A useful analogy is pots on a stovetop:
If you are an accomplished chef without other distractions, perhaps you can manage a stovetop with eight burners. But if you try to bring each to a boil at the same time, water will spill over, food will overcook, and you may even burn yourself or set off the smoke alarm. It's unsustainable and it will make you crazy.
However, if you keep some burners on a simmer while bringing others to a boil, if you set some burners between two and five and others between seven and nine, if you time your dishes, you can manage the entire stovetop, perhaps even entering the zone while doing so. Alternatively, you could keep all the burners between four and six, but odds are, some of what you are trying to cook demands more heat.
Managing multiple projects or priorities at work is like managing a stovetop. Most experienced people can navigate anywhere between two and six burners, depending on the craziness in the rest of your life. A less experienced chef, or someone cooking with kids and animals running around the kitchen, may be able to manage three or four active burners, of which only one or two can be boiling at any given time.
Cooking well—literally or metaphorically—means deciding how many burners you can have going, what should be boiling, and when it does so.

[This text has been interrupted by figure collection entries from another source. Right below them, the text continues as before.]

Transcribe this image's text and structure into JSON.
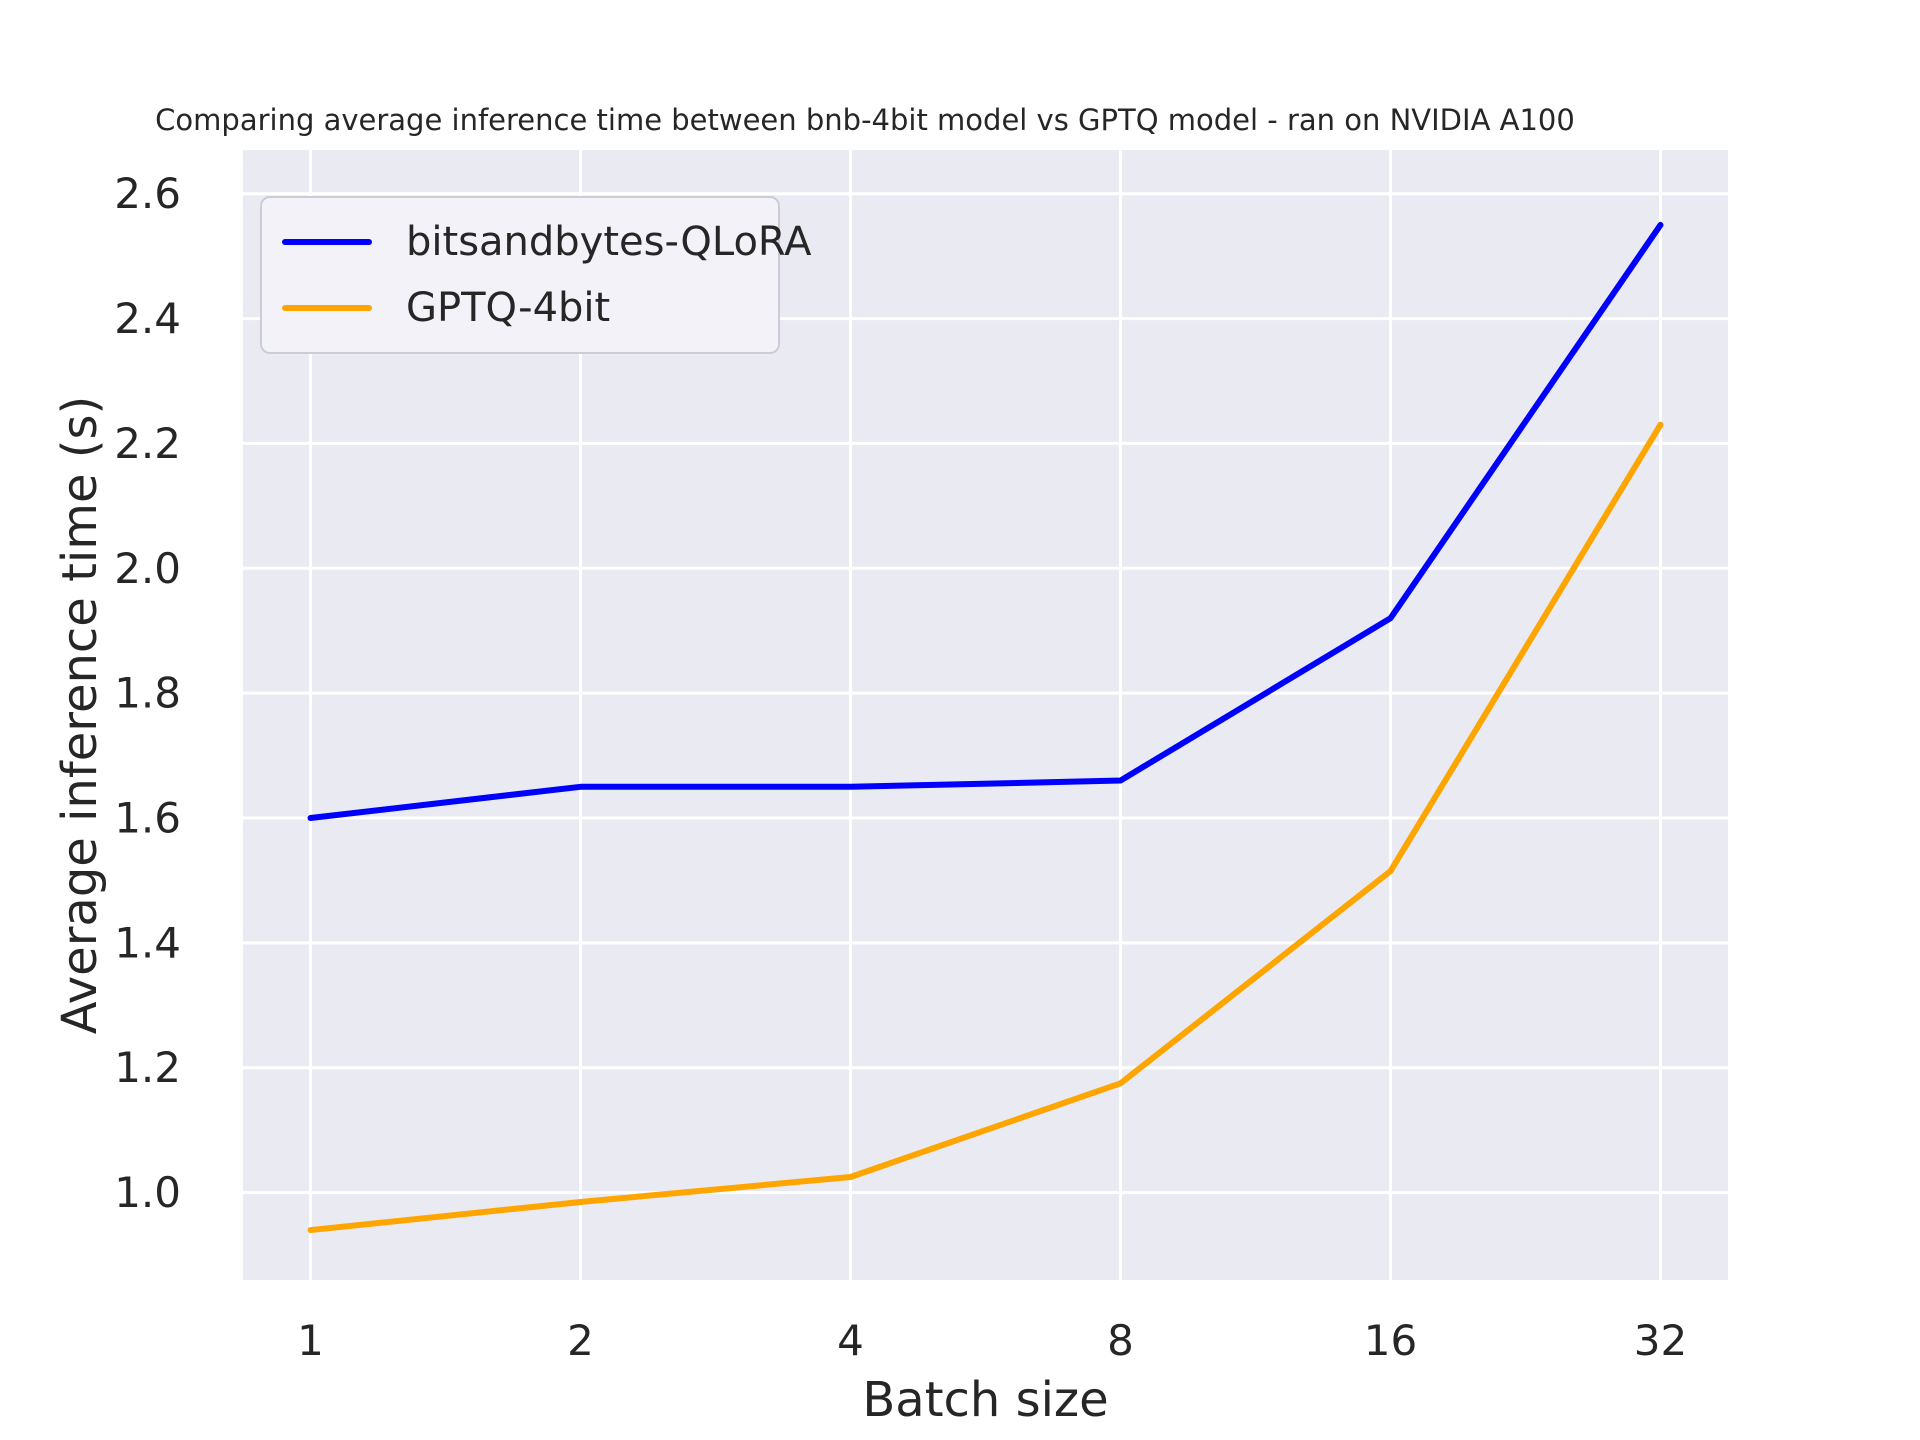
{
  "figure": {
    "title": "Comparing average inference time between bnb-4bit model vs GPTQ model - ran on NVIDIA A100"
  },
  "chart_data": {
    "type": "line",
    "title": "Comparing average inference time between bnb-4bit model vs GPTQ model - ran on NVIDIA A100",
    "xlabel": "Batch size",
    "ylabel": "Average inference time (s)",
    "x": [
      1,
      2,
      4,
      8,
      16,
      32
    ],
    "x_scale": "log2",
    "xtick_labels": [
      "1",
      "2",
      "4",
      "8",
      "16",
      "32"
    ],
    "series": [
      {
        "name": "bitsandbytes-QLoRA",
        "color": "#0000ff",
        "values": [
          1.6,
          1.65,
          1.65,
          1.66,
          1.92,
          2.55
        ]
      },
      {
        "name": "GPTQ-4bit",
        "color": "#ffa500",
        "values": [
          0.94,
          0.985,
          1.025,
          1.175,
          1.515,
          2.23
        ]
      }
    ],
    "yticks": [
      1.0,
      1.2,
      1.4,
      1.6,
      1.8,
      2.0,
      2.2,
      2.4,
      2.6
    ],
    "ytick_labels": [
      "1.0",
      "1.2",
      "1.4",
      "1.6",
      "1.8",
      "2.0",
      "2.2",
      "2.4",
      "2.6"
    ],
    "ylim": [
      0.86,
      2.67
    ],
    "xlim_log2": [
      -0.25,
      5.25
    ],
    "grid": true,
    "legend_position": "upper left",
    "plot_bg": "#eaeaf2",
    "grid_color": "#ffffff",
    "text_color": "#262626"
  }
}
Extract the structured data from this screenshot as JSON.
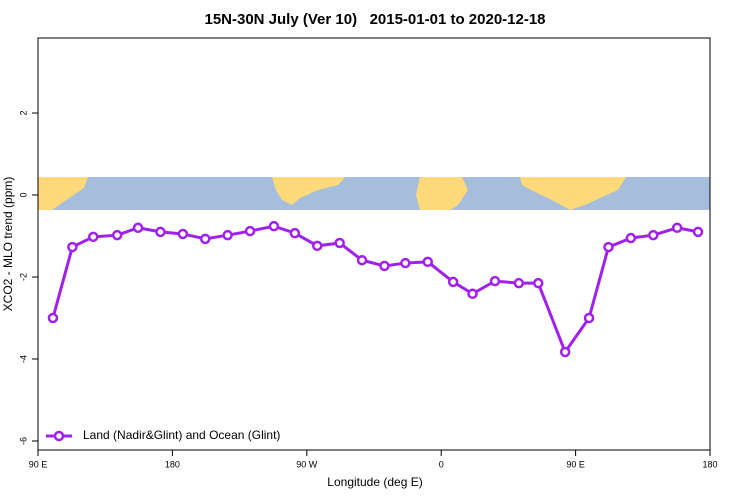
{
  "chart_data": {
    "type": "line",
    "title": "15N-30N July (Ver 10)   2015-01-01 to 2020-12-18",
    "x_label": "Longitude (deg E)",
    "y_label": "XCO2 - MLO trend (ppm)",
    "x": [
      100,
      113,
      127,
      143,
      157,
      172,
      187,
      202,
      217,
      232,
      248,
      262,
      277,
      292,
      307,
      322,
      336,
      351,
      368,
      381,
      396,
      412,
      425,
      443,
      459,
      472,
      487,
      502,
      518,
      532
    ],
    "series": [
      {
        "name": "Land (Nadir&Glint) and Ocean (Glint)",
        "color": "#a020f0",
        "values": [
          -3.0,
          -1.27,
          -1.02,
          -0.98,
          -0.8,
          -0.9,
          -0.95,
          -1.07,
          -0.98,
          -0.88,
          -0.76,
          -0.93,
          -1.24,
          -1.17,
          -1.59,
          -1.73,
          -1.66,
          -1.63,
          -2.12,
          -2.41,
          -2.1,
          -2.15,
          -2.15,
          -3.83,
          -3.0,
          -1.27,
          -1.05,
          -0.98,
          -0.8,
          -0.9
        ]
      }
    ],
    "xlim": [
      90,
      540
    ],
    "ylim": [
      -6.22,
      3.83
    ],
    "xticks": [
      {
        "value": 90,
        "label": "90 E"
      },
      180,
      {
        "value": 270,
        "label": "90 W"
      },
      {
        "value": 360,
        "label": "0"
      },
      {
        "value": 450,
        "label": "90 E"
      },
      {
        "value": 540,
        "label": "180"
      }
    ],
    "yticks": [
      -6,
      -4,
      -2,
      0,
      2
    ],
    "legend": "bottom-left"
  }
}
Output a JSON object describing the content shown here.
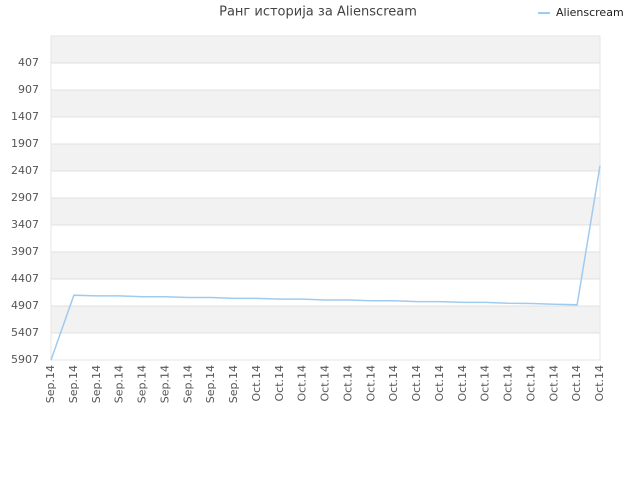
{
  "chart_data": {
    "type": "line",
    "title": "Ранг историја за Alienscream",
    "categories": [
      "Sep.14",
      "Sep.14",
      "Sep.14",
      "Sep.14",
      "Sep.14",
      "Sep.14",
      "Sep.14",
      "Sep.14",
      "Sep.14",
      "Oct.14",
      "Oct.14",
      "Oct.14",
      "Oct.14",
      "Oct.14",
      "Oct.14",
      "Oct.14",
      "Oct.14",
      "Oct.14",
      "Oct.14",
      "Oct.14",
      "Oct.14",
      "Oct.14",
      "Oct.14",
      "Oct.14",
      "Oct.14"
    ],
    "series": [
      {
        "name": "Alienscream",
        "color": "#a0cbf0",
        "values": [
          5907,
          4707,
          4720,
          4720,
          4735,
          4735,
          4750,
          4750,
          4765,
          4765,
          4780,
          4780,
          4795,
          4795,
          4810,
          4810,
          4825,
          4825,
          4840,
          4840,
          4855,
          4860,
          4875,
          4885,
          2310
        ]
      }
    ],
    "ylim": [
      5907,
      -93
    ],
    "yticks": [
      407,
      907,
      1407,
      1907,
      2407,
      2907,
      3407,
      3907,
      4407,
      4907,
      5407,
      5907
    ],
    "grid": true,
    "bands": "#f2f2f2",
    "legend": "top-right"
  }
}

There will be seasons of work when what you are cooking in a particular pot is, by far, the most important thing: drafting your book, completing the model for a billion dollar deal, preparing for an organ transplant, presenting a case before the supreme court, showing at your first exhibition, or going on tour. During these periods, it is imperative to bring everything else to a simmer; a simple reality of life is that it's nearly impossible to keep more than one burner on its max setting.
There may be other seasons of work during which each burner is between five and eight. In this circumstance, cooking well demands agility and paying close attention; even though no burner is on high, the rush of cooking across all of them is still engaging, perhaps even thrilling. But like all things, we need variability, we need seasons of being on high followed by some low simmers, and even periods with the oven shut off.
Make this metaphor work for you by reflecting on how many burners you’ve got going and the heat of each. You can check in at the beginning of every week to prioritize which burners need to be actively boiling versus which you can keep on a simmer. You could even put this visualization on a whiteboard in your office. If you start to feel like the entire kitchen is getting out of control, that’s a sign to turn down a burner or two, or perhaps, even eliminate some altogether.
We all want to cook, but none of us want to burn down the kitchen. Hopefully, this helps.